FW: Bitmap index not used when joining tables

  • From: "Mark W. Farnham" <mwf@xxxxxxxx>
  • To: <oracle-l@xxxxxxxxxxxxx>
  • Date: Sat, 31 May 2014 15:24:17 -0400

hotel email bounce; trying again

 

From: Mark W. Farnham [mailto:mwf@xxxxxxxx] 
Sent: Saturday, May 31, 2014 3:14 PM
To: 'jonathan@xxxxxxxxxxxxxxxxxx'; 'oracle-l@xxxxxxxxxxxxx'
Subject: RE: Bitmap index not used when joining tables

 

I do wonder about what your results might be for these two queries if you
modified your query slightly as:

 

select 

--+ gather_plan_statistics

 s.* from sales_fact s

       where s.rowid in (

       select

       --+ no_merge

          s2.rowid from sales_fact s2

          where s2.date_id in (

          select 

          --+ no_merge

             d.date_id from date_d d

             where calendar_date between date'2013-12-31' and
date'2014-01-01'

          )

       );

  

The idea being that if the only column it needs in the unmerged subquery
(rowid) can be sourced from the index, this should be less total work.

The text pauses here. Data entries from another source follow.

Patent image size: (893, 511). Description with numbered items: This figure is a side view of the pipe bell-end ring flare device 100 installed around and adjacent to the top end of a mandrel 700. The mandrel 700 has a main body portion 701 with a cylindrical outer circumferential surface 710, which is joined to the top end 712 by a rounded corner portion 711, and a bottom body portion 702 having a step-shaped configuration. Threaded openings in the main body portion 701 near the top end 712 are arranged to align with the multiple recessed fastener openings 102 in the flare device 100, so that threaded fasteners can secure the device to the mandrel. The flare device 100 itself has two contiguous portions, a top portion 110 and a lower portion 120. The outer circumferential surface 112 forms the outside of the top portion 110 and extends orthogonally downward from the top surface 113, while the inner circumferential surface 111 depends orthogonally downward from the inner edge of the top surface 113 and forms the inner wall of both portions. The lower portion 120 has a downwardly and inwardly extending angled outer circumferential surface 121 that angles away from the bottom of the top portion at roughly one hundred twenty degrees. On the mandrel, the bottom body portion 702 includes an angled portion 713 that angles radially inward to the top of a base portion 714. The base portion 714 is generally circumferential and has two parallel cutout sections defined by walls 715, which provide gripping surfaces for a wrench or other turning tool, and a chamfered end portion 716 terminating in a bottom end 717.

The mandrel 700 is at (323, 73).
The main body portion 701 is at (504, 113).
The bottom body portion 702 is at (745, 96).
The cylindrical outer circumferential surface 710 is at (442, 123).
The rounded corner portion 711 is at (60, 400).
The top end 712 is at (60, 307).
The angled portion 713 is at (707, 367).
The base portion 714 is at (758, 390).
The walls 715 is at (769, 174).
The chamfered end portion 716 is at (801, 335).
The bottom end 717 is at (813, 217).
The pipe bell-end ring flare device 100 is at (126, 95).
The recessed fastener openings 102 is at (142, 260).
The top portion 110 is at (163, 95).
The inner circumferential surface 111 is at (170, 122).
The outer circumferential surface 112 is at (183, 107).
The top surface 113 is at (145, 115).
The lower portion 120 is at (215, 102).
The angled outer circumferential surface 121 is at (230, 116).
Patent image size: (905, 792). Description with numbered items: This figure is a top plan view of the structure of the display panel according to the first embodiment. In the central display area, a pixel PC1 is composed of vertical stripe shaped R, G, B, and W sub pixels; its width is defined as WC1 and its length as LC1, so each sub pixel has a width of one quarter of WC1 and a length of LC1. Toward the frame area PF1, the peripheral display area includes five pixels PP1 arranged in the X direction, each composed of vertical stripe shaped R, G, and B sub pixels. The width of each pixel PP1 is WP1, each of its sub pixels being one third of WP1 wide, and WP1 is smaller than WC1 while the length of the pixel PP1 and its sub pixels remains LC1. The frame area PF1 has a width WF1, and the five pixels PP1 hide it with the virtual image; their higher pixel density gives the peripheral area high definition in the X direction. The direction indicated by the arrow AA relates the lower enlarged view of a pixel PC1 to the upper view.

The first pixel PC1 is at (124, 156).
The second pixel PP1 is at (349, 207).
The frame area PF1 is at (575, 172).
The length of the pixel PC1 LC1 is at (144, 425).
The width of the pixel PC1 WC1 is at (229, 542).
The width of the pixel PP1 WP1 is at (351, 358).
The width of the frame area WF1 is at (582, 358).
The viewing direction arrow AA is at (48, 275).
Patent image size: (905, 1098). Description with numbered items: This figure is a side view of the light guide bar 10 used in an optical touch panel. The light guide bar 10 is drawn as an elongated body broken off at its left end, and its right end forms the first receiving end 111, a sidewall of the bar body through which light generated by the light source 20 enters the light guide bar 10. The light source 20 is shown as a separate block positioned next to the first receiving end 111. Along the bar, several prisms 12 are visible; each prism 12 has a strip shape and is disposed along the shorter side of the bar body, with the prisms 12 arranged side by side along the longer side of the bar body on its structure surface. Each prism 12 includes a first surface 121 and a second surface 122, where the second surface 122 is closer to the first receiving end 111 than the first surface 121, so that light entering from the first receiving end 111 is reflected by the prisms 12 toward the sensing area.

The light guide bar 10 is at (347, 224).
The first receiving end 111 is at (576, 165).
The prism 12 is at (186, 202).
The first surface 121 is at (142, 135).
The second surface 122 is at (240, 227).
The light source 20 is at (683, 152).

Possibly this is also optimized if the subquery is ordered by rowid, but
that's not the curiosity at this point. Of course even if this works you
would only want to form it up this way when you knew it was to your benefit
(knowledge the CBO can only guess by way of the thumbrule quoted by JL, and
some other thumbrule for a literal range.)

 

I just typed this in and didn't test it, and working is release dependent,
so you and I got lucky if this works via cut and paste. Once debugged I
would sort of expect this to use the index in both cases to fetch back the
rowid list.

 

mwf

From: oracle-l-bounce@xxxxxxxxxxxxx [mailto:oracle-l-bounce@xxxxxxxxxxxxx]
On Behalf Of Jonathan Lewis
Sent: Saturday, May 31, 2014 1:11 PM
To: oracle-l@xxxxxxxxxxxxx
Subject: RE: Bitmap index not used when joining tables

 

 

It's not surprising for the example you've given. 

 

The basic principle is that the cost of a single table access via a bitmap
index is likely to be different from the cost of access via the equivalent
btree index because the bitmap index has no information about data
clustering (i.e no clustering_factor) so it uses a guess.  Sometimes this
means the cost of the bitmap will be higher, sometimes lower, sometimes the
same as for a btree.  In your case the btree clustering factor will be very
low (because of the order by in the CTAS) while the guess basically assumes
that 20% of the data will be very widely scattered - in your case that
probably means 400 blocks (20% of 2000 rows => 400 blocks).

 

 

 

   
Regards
Jonathan Lewis
http://jonathanlewis.wordpress.com
@jloracle 

  _____  

From: oracle-l-bounce@xxxxxxxxxxxxx [oracle-l-bounce@xxxxxxxxxxxxx] on
behalf of Chris Saxon [chris.saxon@xxxxxxxxx]
Sent: 31 May 2014 16:21
To: oracle-l@xxxxxxxxxxxxx
Subject: Bitmap index not used when joining tables

Hi, 

 

I've been testing using bitmap indexes on 11.2.0.2 EE. When joining two
tables on a column with a BTree index, the index is used in the execution
plan. If this index is changed to a bitmap index, Oracle no longer uses the
index when executing the query! It assigns a higher cost to using the bitmap
index when joining, despite this being a cheaper approach (in terms of
consistent gets).

 

To see this, I created a date dimension table with 515 days (rows) and a
sales fact table with 1,000 rows for each day:

 

create table date_d (

  date_id integer not null primary key,

  calendar_date date not null unique

);

 

create table sales_fact (

  date_id integer not null 

    references date_d (date_id),

  quantity number not null,

  total_value number not null

);

 

insert into date_d

  select rownum, date'2013-01-01'-1+rownum

  from   dual

  connect by level <= sysdate - date'2013-01-01';

  

insert into sales_fact

with rws as (select * from dual connect by level <= 1000)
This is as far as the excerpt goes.